The dangers of disrupting your circadian rhythm are demonstrated — at the extreme end — in shift workers. Research has shown that they are more prone to obesity, diabetes, heart attacks, memory problems and early death. However, it may not just be shift workers in danger.

“This is an emerging area of science, and the evidence is showing that social jet lag is associated with weight gain, obesity and type 2 diabetes,” says Professor Mary Carskadon, a world authority on circadian rhythms, from Brown University in Rhode Island. “There’s interesting data emerging — for example about the lining of the intestines showing long-term changes, and changes to bones — the kinds of things we never would have attributed to pushing our rhythms around. It seems the more we go away from a routine alignment, the more we march towards a path that can lead to illness.”

It’s too early to say how far you can push it, adds Professor Carskadon. “Some people are resilient, but others are more vulnerable. The problem is, you don’t know which one you are.” Teenagers have a particular problem because the massive rewiring their brain undergoes from puberty pushes the production of melatonin, the sleep-inducing hormone, later in the evening, yet they need at least nine hours’ sleep a night — which is hard to square with getting up for school.

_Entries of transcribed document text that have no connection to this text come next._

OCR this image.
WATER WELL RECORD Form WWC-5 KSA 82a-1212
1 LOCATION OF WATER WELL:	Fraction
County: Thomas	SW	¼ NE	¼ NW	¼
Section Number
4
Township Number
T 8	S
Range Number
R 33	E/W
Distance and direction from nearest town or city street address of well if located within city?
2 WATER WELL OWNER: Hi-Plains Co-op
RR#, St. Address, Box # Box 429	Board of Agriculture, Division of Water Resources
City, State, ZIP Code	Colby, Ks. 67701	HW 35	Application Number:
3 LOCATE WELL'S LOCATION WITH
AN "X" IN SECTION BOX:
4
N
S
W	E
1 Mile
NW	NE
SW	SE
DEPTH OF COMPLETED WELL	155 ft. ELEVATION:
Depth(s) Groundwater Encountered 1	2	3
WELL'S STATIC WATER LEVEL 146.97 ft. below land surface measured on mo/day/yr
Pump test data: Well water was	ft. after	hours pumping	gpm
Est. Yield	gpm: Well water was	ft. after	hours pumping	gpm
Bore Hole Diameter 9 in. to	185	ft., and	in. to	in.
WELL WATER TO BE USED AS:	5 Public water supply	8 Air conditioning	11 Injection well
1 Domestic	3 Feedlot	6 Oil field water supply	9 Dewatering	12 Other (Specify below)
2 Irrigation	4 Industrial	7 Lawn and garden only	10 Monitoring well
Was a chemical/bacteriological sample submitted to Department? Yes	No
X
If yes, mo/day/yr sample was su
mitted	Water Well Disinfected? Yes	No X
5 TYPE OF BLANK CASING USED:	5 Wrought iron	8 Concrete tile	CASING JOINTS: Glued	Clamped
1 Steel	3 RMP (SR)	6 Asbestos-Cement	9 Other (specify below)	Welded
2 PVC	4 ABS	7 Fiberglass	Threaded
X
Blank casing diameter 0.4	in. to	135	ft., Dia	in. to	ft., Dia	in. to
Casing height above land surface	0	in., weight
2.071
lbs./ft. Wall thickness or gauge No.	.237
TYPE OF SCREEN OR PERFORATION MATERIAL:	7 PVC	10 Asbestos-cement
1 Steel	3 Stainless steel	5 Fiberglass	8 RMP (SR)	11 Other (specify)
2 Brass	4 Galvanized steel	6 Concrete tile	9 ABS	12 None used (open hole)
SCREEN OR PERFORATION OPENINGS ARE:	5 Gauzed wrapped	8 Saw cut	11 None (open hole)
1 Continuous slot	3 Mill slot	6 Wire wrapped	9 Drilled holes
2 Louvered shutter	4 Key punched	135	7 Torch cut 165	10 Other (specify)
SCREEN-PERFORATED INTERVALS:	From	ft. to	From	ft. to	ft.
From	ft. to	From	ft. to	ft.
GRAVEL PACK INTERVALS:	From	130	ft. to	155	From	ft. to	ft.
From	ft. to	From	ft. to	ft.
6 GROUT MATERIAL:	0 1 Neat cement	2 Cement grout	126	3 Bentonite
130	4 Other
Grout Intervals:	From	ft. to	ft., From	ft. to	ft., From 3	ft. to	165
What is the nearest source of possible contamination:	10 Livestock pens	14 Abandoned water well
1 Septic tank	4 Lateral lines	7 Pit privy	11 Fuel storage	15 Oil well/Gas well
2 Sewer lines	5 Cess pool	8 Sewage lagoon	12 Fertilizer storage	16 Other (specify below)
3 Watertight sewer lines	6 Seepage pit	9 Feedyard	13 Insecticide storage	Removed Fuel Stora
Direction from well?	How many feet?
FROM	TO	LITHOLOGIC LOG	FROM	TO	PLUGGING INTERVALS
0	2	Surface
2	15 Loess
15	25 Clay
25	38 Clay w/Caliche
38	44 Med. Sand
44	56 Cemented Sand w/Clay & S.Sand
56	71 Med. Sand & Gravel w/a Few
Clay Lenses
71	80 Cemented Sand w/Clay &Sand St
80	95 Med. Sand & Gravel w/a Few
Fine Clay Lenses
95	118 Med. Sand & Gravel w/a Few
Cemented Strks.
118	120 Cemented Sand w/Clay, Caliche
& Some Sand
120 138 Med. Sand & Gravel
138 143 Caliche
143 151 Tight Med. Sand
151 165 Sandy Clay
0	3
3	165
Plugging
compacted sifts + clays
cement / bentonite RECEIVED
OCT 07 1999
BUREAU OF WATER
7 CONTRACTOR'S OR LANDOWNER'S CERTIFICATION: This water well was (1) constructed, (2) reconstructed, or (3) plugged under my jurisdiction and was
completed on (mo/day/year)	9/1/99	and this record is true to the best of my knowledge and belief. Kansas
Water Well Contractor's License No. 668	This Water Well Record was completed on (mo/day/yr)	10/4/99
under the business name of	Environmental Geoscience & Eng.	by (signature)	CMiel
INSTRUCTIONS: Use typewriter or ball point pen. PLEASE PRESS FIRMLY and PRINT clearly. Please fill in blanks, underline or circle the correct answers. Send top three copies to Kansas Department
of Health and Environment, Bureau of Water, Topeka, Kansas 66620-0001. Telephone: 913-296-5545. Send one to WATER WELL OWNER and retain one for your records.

“They are losing so much sleep during the week they need to catch up at the weekend, so it’s like they are constantly jet-lagged,” says Professor Carskadon. However, that doesn’t mean carte blanche to lie in, she emphasises. Research by her department has shown that, even when teenagers are given a modest lie-in until 9.30-10am, their circadian rhythm falls off course by 45 minutes over one weekend.

For younger children the situation is more clear-cut; they need regular bedtimes and wake-times to function properly. An Australian study of 2,000 children aged 5 to 10 showed that a child with a 60-minute difference in bedtimes across the week was twice as likely as those with the same bedtime to display hyperactive behaviour and have trouble controlling their emotions; children with a two-hour difference were six times as likely.

When choosing a bedtime it’s worth remembering that the first third of the night’s sleep is the most important because it contains the highest levels of slow-wave sleep, the deep sleep that rejuvenates us. “As it progresses through the night, sleep becomes less important and more flexible, particularly after six hours,” says Jim Horne, emeritus professor of psychophysiology at the University of Loughborough.

That doesn’t mean we can go to sleep at 2am every night and still get quality sleep. Our body clocks evolved at a time when natural light was the only synchroniser, so there is a bedtime window of between 8pm and midnight when the brain and body can get the right ratio of deep, non-REM sleep to REM (dream) sleep.

“The best advice is to go to bed when you are sleepy and not to try to push through it. If you do that for a week, and fix a wake-up time for the same time every one of those days, you will get a sense of the right bedtime for you,” says Dr Stanley.

The average weekday bedtime in the UK is 11.45pm. The problem is that our 24/7 life and access to screens — which suppress release of melatonin — are conspiring to make us all a bit more owl-like (predisposed to going to bed late). This could be bad news for our health. A Finnish study of 2,000 people published last month found that owls were more likely to eat high-sugar and fatty foods, take less exercise and sleep worse than larks (naturally early wakers).

Harry Jameson, a London-based personal trainer, has many clients with high pressure lifestyles. “They’ll say, ‘I’m flogging myself in the gym, eating well — why isn’t this weight shifting?’ Then you’ll ask about their sleep and it turns out they’re on their laptops until 1am and their kids wake them up at 6am. When we bring their bedtime earlier, but don’t adjust their diet or training schedule, their weight loss usually improves by about 50 per cent.